Foreign Ministers of the European Union (EU) countries approved the establishment of a civilian mission in Armenia to stabilize the region. This is stated in an official statement from Brussels, published on Monday, January 23, following a meeting of the Council of European Foreign Ministers.
“Today, the Council agreed to establish an EU civilian mission in Armenia as part of the Common Security and Defense Policy,” the statement said.
It is noted that the purpose of the mission is to promote stability in the border regions of Armenia, build confidence on the ground and provide conditions for the normalization of relations between Armenia and Azerbaijan, supported by the EU.
“The creation of the EU mission in Armenia opens a new stage in the activities of the EU in the South Caucasus. The EU will continue to support de-escalation efforts. We are committed to working closely with both sides to achieve the ultimate goal of sustainable peace in the region,” said Josep Borrell, head of European diplomacy, quoted in the statement.
It is also reported that the mandate of the European mission will be valid for two years, and its operational headquarters will be located in Armenia.

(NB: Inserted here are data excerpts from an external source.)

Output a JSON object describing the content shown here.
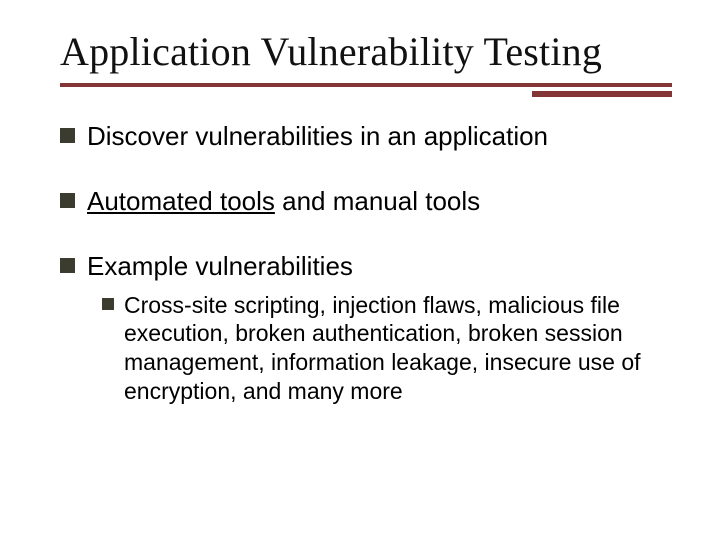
{
  "title": "Application Vulnerability Testing",
  "bullets": [
    {
      "text": "Discover vulnerabilities in an application"
    },
    {
      "underlined": "Automated tools",
      "rest": " and manual tools"
    },
    {
      "text": "Example vulnerabilities",
      "sub": [
        {
          "text": "Cross-site scripting, injection flaws, malicious file execution, broken authentication, broken session management, information leakage, insecure use of encryption, and many more"
        }
      ]
    }
  ],
  "colors": {
    "accent": "#843636",
    "bullet": "#3b3c2f"
  }
}
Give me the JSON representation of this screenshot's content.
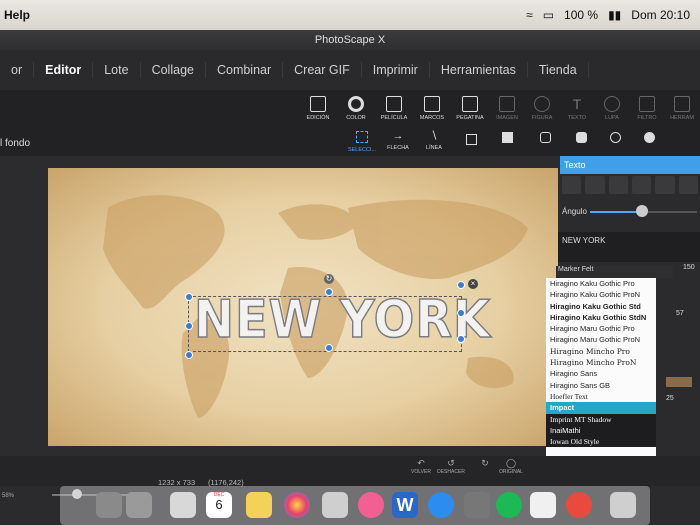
{
  "menubar": {
    "app_menu": "Help",
    "battery": "100 %",
    "clock": "Dom 20:10"
  },
  "window": {
    "title": "PhotoScape X"
  },
  "nav": {
    "tabs": [
      "or",
      "Editor",
      "Lote",
      "Collage",
      "Combinar",
      "Crear GIF",
      "Imprimir",
      "Herramientas",
      "Tienda"
    ]
  },
  "tools": [
    "EDICIÓN",
    "COLOR",
    "PELÍCULA",
    "MARCOS",
    "PEGATINA",
    "IMAGEN",
    "FIGURA",
    "TEXTO",
    "LUPA",
    "FILTRO",
    "HERRAM"
  ],
  "subtools": {
    "select": "SELECCI...",
    "arrow": "FLECHA",
    "line": "LÍNEA"
  },
  "canvas": {
    "bg_label": "l fondo",
    "text": "NEW YORK"
  },
  "panel": {
    "title": "Texto",
    "angle_label": "Ángulo",
    "text_value": "NEW YORK",
    "font_field": "Marker Felt",
    "font_size": "150",
    "fonts": [
      "Hiragino Kaku Gothic Pro",
      "Hiragino Kaku Gothic ProN",
      "Hiragino Kaku Gothic Std",
      "Hiragino Kaku Gothic StdN",
      "Hiragino Maru Gothic Pro",
      "Hiragino Maru Gothic ProN",
      "Hiragino Mincho Pro",
      "Hiragino Mincho ProN",
      "Hiragino Sans",
      "Hiragino Sans GB",
      "Hoefler Text",
      "Impact",
      "Imprint MT Shadow",
      "InaiMathi",
      "Iowan Old Style"
    ],
    "selected_font": "Impact",
    "side_values": [
      "57",
      "25"
    ]
  },
  "bottom": {
    "dimensions": "1232 x 733",
    "position": "(1176,242)",
    "zoom": "58%",
    "btn_volver": "VOLVER",
    "btn_deshacer": "DESHACER",
    "btn_original": "ORIGINAL"
  },
  "dock": {
    "calendar_month": "DEC",
    "calendar_day": "6"
  },
  "colors": {
    "accent": "#3f9fe8",
    "selected_font_bg": "#26a7c6"
  }
}
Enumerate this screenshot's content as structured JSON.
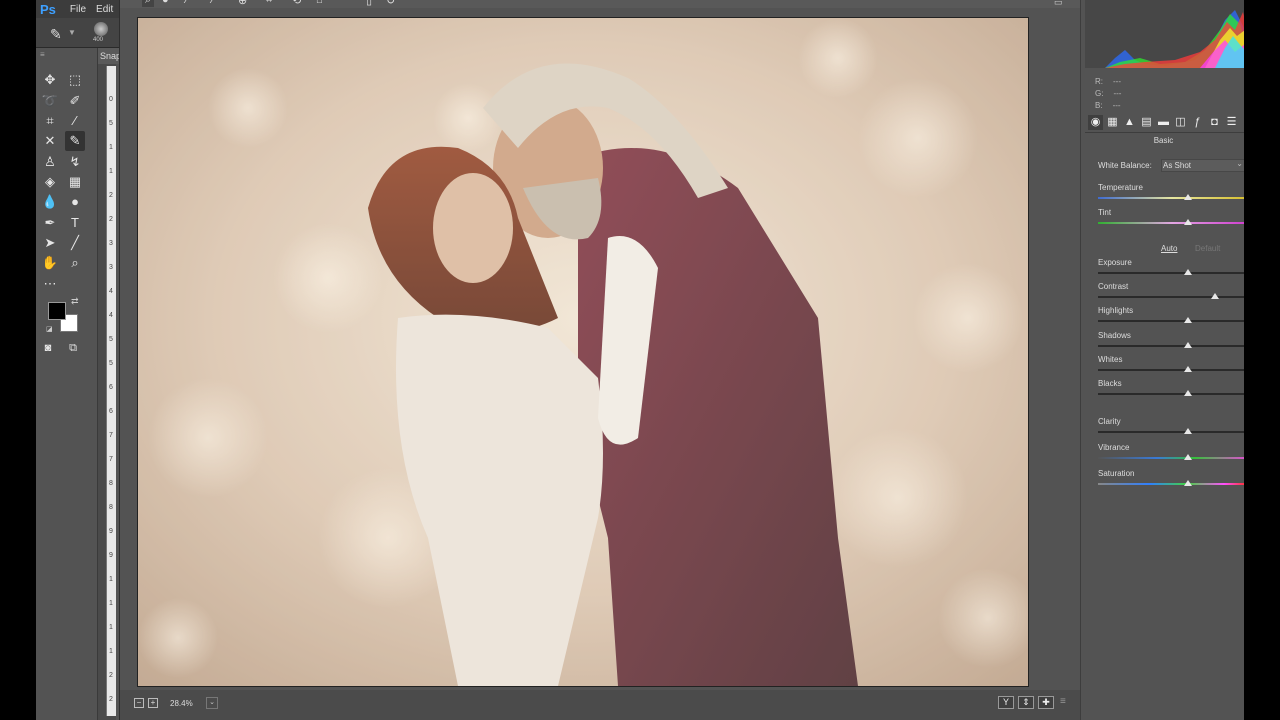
{
  "menubar": {
    "app_logo": "Ps",
    "menu_file": "File",
    "menu_edit": "Edit"
  },
  "options": {
    "brush_size": "400"
  },
  "document": {
    "tab_label": "Snap"
  },
  "ruler": {
    "ticks": [
      "0",
      "5",
      "1",
      "1",
      "2",
      "2",
      "3",
      "3",
      "4",
      "4",
      "5",
      "5",
      "6",
      "6",
      "7",
      "7",
      "8",
      "8",
      "9",
      "9",
      "1",
      "1",
      "1",
      "1",
      "2",
      "2"
    ]
  },
  "bottombar": {
    "zoom_out": "−",
    "zoom_in": "+",
    "zoom_level": "28.4%",
    "zoom_dropdown": "⌄",
    "btn_y": "Y",
    "btn_compare": "⇕",
    "btn_cycle": "✚"
  },
  "histogram": {
    "colors": {
      "red": "#ff3a3a",
      "green": "#2ee82e",
      "blue": "#2a6cff",
      "yellow": "#f5f52a",
      "magenta": "#ff3cff",
      "cyan": "#2ee6ff"
    }
  },
  "readout": {
    "r_label": "R:",
    "g_label": "G:",
    "b_label": "B:",
    "r_value": "---",
    "g_value": "---",
    "b_value": "---"
  },
  "panel": {
    "title": "Basic",
    "white_balance_label": "White Balance:",
    "white_balance_value": "As Shot",
    "auto_label": "Auto",
    "default_label": "Default",
    "sliders": [
      {
        "label": "Temperature",
        "value": "0"
      },
      {
        "label": "Tint",
        "value": "0"
      },
      {
        "label": "Exposure",
        "value": "0.00"
      },
      {
        "label": "Contrast",
        "value": "+28"
      },
      {
        "label": "Highlights",
        "value": "0"
      },
      {
        "label": "Shadows",
        "value": "0"
      },
      {
        "label": "Whites",
        "value": "0"
      },
      {
        "label": "Blacks",
        "value": "0"
      },
      {
        "label": "Clarity",
        "value": "0"
      },
      {
        "label": "Vibrance",
        "value": "0"
      },
      {
        "label": "Saturation",
        "value": "0"
      }
    ]
  }
}
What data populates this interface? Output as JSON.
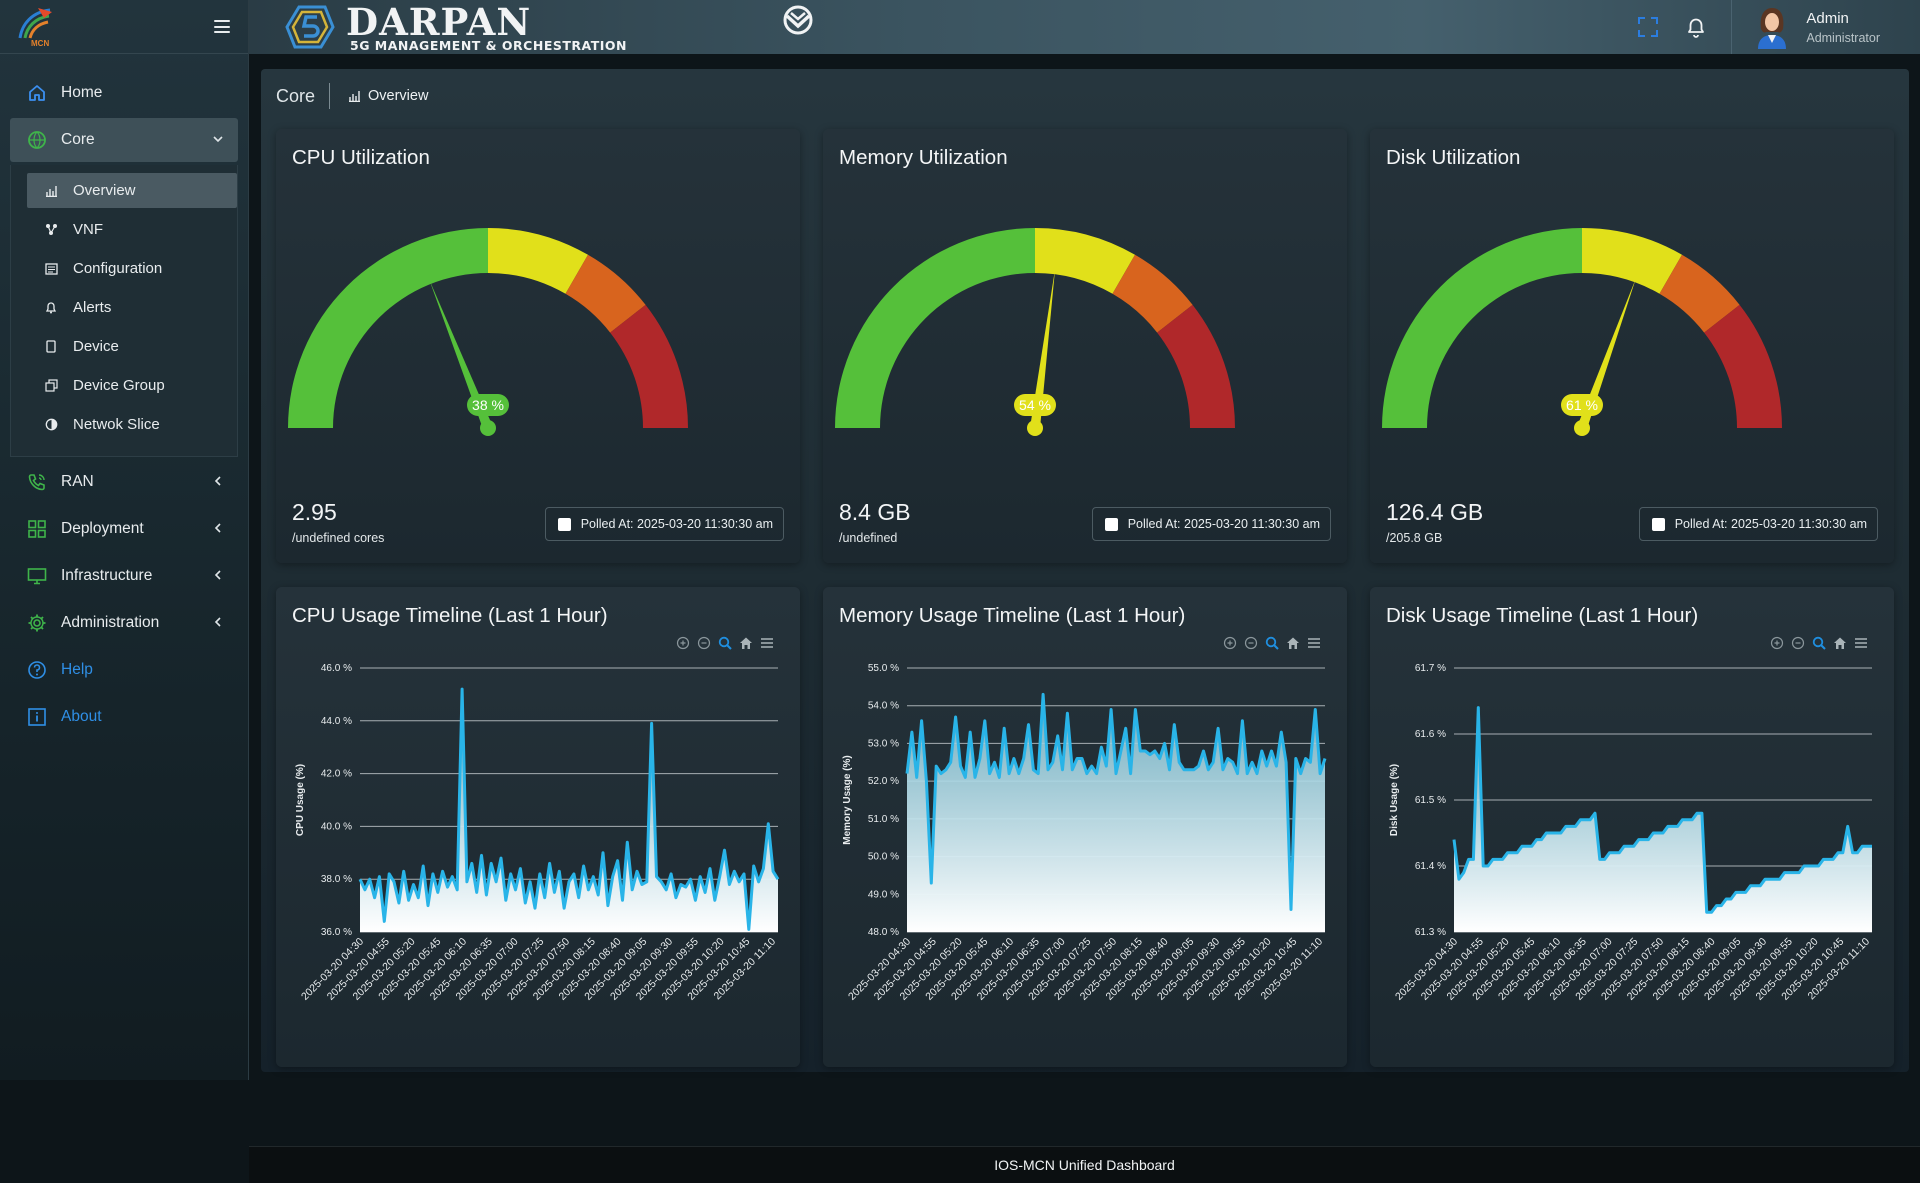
{
  "brand": {
    "logo_text": "MCN"
  },
  "header": {
    "title": "DARPAN",
    "subtitle": "5G MANAGEMENT & ORCHESTRATION",
    "user_name": "Admin",
    "user_role": "Administrator"
  },
  "sidebar": {
    "items": [
      {
        "label": "Home",
        "icon": "home-icon"
      },
      {
        "label": "Core",
        "icon": "globe-icon"
      },
      {
        "label": "RAN",
        "icon": "phone-icon"
      },
      {
        "label": "Deployment",
        "icon": "grid-icon"
      },
      {
        "label": "Infrastructure",
        "icon": "monitor-icon"
      },
      {
        "label": "Administration",
        "icon": "gear-icon"
      },
      {
        "label": "Help",
        "icon": "help-icon"
      },
      {
        "label": "About",
        "icon": "info-icon"
      }
    ],
    "core_submenu": [
      {
        "label": "Overview",
        "icon": "bar-chart-icon"
      },
      {
        "label": "VNF",
        "icon": "network-icon"
      },
      {
        "label": "Configuration",
        "icon": "config-icon"
      },
      {
        "label": "Alerts",
        "icon": "bell-icon"
      },
      {
        "label": "Device",
        "icon": "device-icon"
      },
      {
        "label": "Device Group",
        "icon": "device-group-icon"
      },
      {
        "label": "Netwok Slice",
        "icon": "slice-icon"
      }
    ]
  },
  "breadcrumb": {
    "root": "Core",
    "current": "Overview"
  },
  "colors": {
    "green": "#55c03a",
    "yellow": "#e1e01a",
    "orange": "#d8641e",
    "red": "#b0282a",
    "line": "#29b4e8"
  },
  "gauges": [
    {
      "title": "CPU Utilization",
      "value": 38,
      "label": "38 %",
      "big": "2.95",
      "sub": "/undefined cores",
      "polled": "Polled At: 2025-03-20 11:30:30 am"
    },
    {
      "title": "Memory Utilization",
      "value": 54,
      "label": "54 %",
      "big": "8.4 GB",
      "sub": "/undefined",
      "polled": "Polled At: 2025-03-20 11:30:30 am"
    },
    {
      "title": "Disk Utilization",
      "value": 61,
      "label": "61 %",
      "big": "126.4 GB",
      "sub": "/205.8 GB",
      "polled": "Polled At: 2025-03-20 11:30:30 am"
    }
  ],
  "chart_data": [
    {
      "type": "area",
      "title": "CPU Usage Timeline (Last 1 Hour)",
      "ylabel": "CPU Usage (%)",
      "ylim": [
        36,
        46
      ],
      "y_ticks": [
        "46.0 %",
        "44.0 %",
        "42.0 %",
        "40.0 %",
        "38.0 %",
        "36.0 %"
      ],
      "x_ticks": [
        "2025-03-20 04:30",
        "2025-03-20 04:55",
        "2025-03-20 05:20",
        "2025-03-20 05:45",
        "2025-03-20 06:10",
        "2025-03-20 06:35",
        "2025-03-20 07:00",
        "2025-03-20 07:25",
        "2025-03-20 07:50",
        "2025-03-20 08:15",
        "2025-03-20 08:40",
        "2025-03-20 09:05",
        "2025-03-20 09:30",
        "2025-03-20 09:55",
        "2025-03-20 10:20",
        "2025-03-20 10:45",
        "2025-03-20 11:10"
      ],
      "values": [
        38.0,
        37.6,
        38.0,
        37.3,
        38.1,
        36.4,
        38.2,
        37.9,
        37.1,
        38.3,
        37.2,
        37.8,
        37.3,
        38.5,
        37.0,
        38.2,
        37.5,
        38.3,
        37.7,
        38.1,
        37.6,
        45.2,
        37.9,
        38.6,
        37.5,
        38.9,
        37.4,
        38.6,
        37.9,
        38.8,
        37.2,
        38.2,
        37.6,
        38.4,
        37.1,
        37.9,
        36.9,
        38.2,
        37.3,
        38.6,
        37.5,
        38.3,
        36.9,
        37.9,
        38.2,
        37.3,
        38.5,
        37.6,
        38.1,
        37.4,
        39.0,
        37.0,
        38.1,
        38.7,
        37.2,
        39.4,
        37.6,
        38.3,
        37.8,
        37.9,
        43.9,
        38.1,
        37.9,
        37.6,
        38.2,
        37.3,
        37.8,
        37.7,
        38.0,
        37.2,
        38.1,
        37.5,
        38.4,
        37.2,
        38.1,
        39.1,
        37.8,
        38.3,
        37.9,
        38.2,
        36.1,
        38.5,
        37.9,
        38.4,
        40.1,
        38.3,
        38.0
      ]
    },
    {
      "type": "area",
      "title": "Memory Usage Timeline (Last 1 Hour)",
      "ylabel": "Memory Usage (%)",
      "ylim": [
        48,
        55
      ],
      "y_ticks": [
        "55.0 %",
        "54.0 %",
        "53.0 %",
        "52.0 %",
        "51.0 %",
        "50.0 %",
        "49.0 %",
        "48.0 %"
      ],
      "x_ticks": [
        "2025-03-20 04:30",
        "2025-03-20 04:55",
        "2025-03-20 05:20",
        "2025-03-20 05:45",
        "2025-03-20 06:10",
        "2025-03-20 06:35",
        "2025-03-20 07:00",
        "2025-03-20 07:25",
        "2025-03-20 07:50",
        "2025-03-20 08:15",
        "2025-03-20 08:40",
        "2025-03-20 09:05",
        "2025-03-20 09:30",
        "2025-03-20 09:55",
        "2025-03-20 10:20",
        "2025-03-20 10:45",
        "2025-03-20 11:10"
      ],
      "values": [
        52.2,
        53.3,
        52.1,
        53.6,
        52.0,
        49.3,
        52.4,
        52.2,
        52.3,
        52.5,
        53.7,
        52.4,
        52.1,
        53.3,
        52.1,
        52.6,
        53.6,
        52.2,
        52.5,
        52.1,
        53.4,
        52.2,
        52.6,
        52.2,
        52.6,
        53.5,
        52.3,
        52.2,
        54.3,
        52.3,
        52.5,
        53.2,
        52.3,
        53.8,
        52.3,
        52.6,
        52.6,
        52.2,
        52.4,
        52.2,
        52.9,
        52.4,
        53.9,
        52.2,
        52.8,
        53.4,
        52.2,
        53.9,
        52.8,
        52.8,
        52.7,
        52.8,
        52.6,
        53.0,
        52.3,
        53.5,
        52.5,
        52.3,
        52.3,
        52.3,
        52.4,
        52.8,
        52.3,
        52.5,
        53.4,
        52.3,
        52.6,
        52.5,
        52.2,
        53.6,
        52.2,
        52.5,
        52.2,
        52.8,
        52.4,
        52.8,
        52.4,
        53.3,
        52.5,
        48.6,
        52.6,
        52.2,
        52.6,
        52.5,
        53.9,
        52.2,
        52.6
      ]
    },
    {
      "type": "area",
      "title": "Disk Usage Timeline (Last 1 Hour)",
      "ylabel": "Disk Usage (%)",
      "ylim": [
        61.3,
        61.7
      ],
      "y_ticks": [
        "61.7 %",
        "61.6 %",
        "61.5 %",
        "61.4 %",
        "61.3 %"
      ],
      "x_ticks": [
        "2025-03-20 04:30",
        "2025-03-20 04:55",
        "2025-03-20 05:20",
        "2025-03-20 05:45",
        "2025-03-20 06:10",
        "2025-03-20 06:35",
        "2025-03-20 07:00",
        "2025-03-20 07:25",
        "2025-03-20 07:50",
        "2025-03-20 08:15",
        "2025-03-20 08:40",
        "2025-03-20 09:05",
        "2025-03-20 09:30",
        "2025-03-20 09:55",
        "2025-03-20 10:20",
        "2025-03-20 10:45",
        "2025-03-20 11:10"
      ],
      "values": [
        61.44,
        61.38,
        61.39,
        61.41,
        61.41,
        61.64,
        61.4,
        61.4,
        61.41,
        61.41,
        61.41,
        61.42,
        61.42,
        61.42,
        61.43,
        61.43,
        61.43,
        61.44,
        61.44,
        61.45,
        61.45,
        61.45,
        61.45,
        61.46,
        61.46,
        61.46,
        61.47,
        61.47,
        61.47,
        61.48,
        61.41,
        61.41,
        61.42,
        61.42,
        61.42,
        61.43,
        61.43,
        61.43,
        61.44,
        61.44,
        61.44,
        61.45,
        61.45,
        61.45,
        61.46,
        61.46,
        61.46,
        61.47,
        61.47,
        61.47,
        61.48,
        61.48,
        61.33,
        61.33,
        61.34,
        61.34,
        61.35,
        61.35,
        61.36,
        61.36,
        61.36,
        61.37,
        61.37,
        61.37,
        61.38,
        61.38,
        61.38,
        61.38,
        61.39,
        61.39,
        61.39,
        61.39,
        61.4,
        61.4,
        61.4,
        61.4,
        61.41,
        61.41,
        61.41,
        61.42,
        61.42,
        61.46,
        61.42,
        61.42,
        61.43,
        61.43,
        61.43
      ]
    }
  ],
  "footer": {
    "text": "IOS-MCN Unified Dashboard"
  }
}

Earlier, at the end of December 2022, Secretary of the Security Council of Armenia Armen Grigoryan stated that his Yerevan called on international organizations to send an assessment mission to the Lachin corridor connecting the republic with Nagorno-Karabakh.
At the same time, the press secretary of the President of the Russian Federation, Dmitry Peskov, expressed concern about the situation in the Lachin corridor. Commenting on Russia’s readiness to attract international peacekeepers to the region, Peskov noted that this is possible, but only with the consent of Yerevan and Baku.
Since December 12, the Lachin corridor has been blocked by Azerbaijani activists. Yerevan regarded this step as a provocation by official Baku, which is aimed at creating a humanitarian catastrophe in the unrecognized republic.
the next day, the Russian Defense Ministry reported that peacekeepers were negotiating with representatives of Azerbaijan to restore civilian traffic along the Lachin corridor.
The situation on the Armenian-Azerbaijani border escalated in the fall of 2022. Yerevan and Baku accused each other of the escalation, and also reported deaths on each side.
On October 31, at a summit in Sochi, at a meeting with Russian President Vladimir Putin, Azerbaijani President Ilham Aliyev and Armenian Prime Minister Nikol Pashinyan agreed to refrain from the use of force, discuss and resolve all problematic issues solely on the basis of mutual recognition of sovereignty. In a joint statement, the politicians stressed the importance of active preparations for the conclusion of a peace treaty between Baku and Yerevan.
Armenia and Azerbaijan have disputed ownership of Nagorno-Karabakh since 1988. Then the region, which is inhabited mainly by Armenians, announced its withdrawal from the Azerbaijan SSR. During the military conflict of 1992-1994, Baku lost control over Karabakh.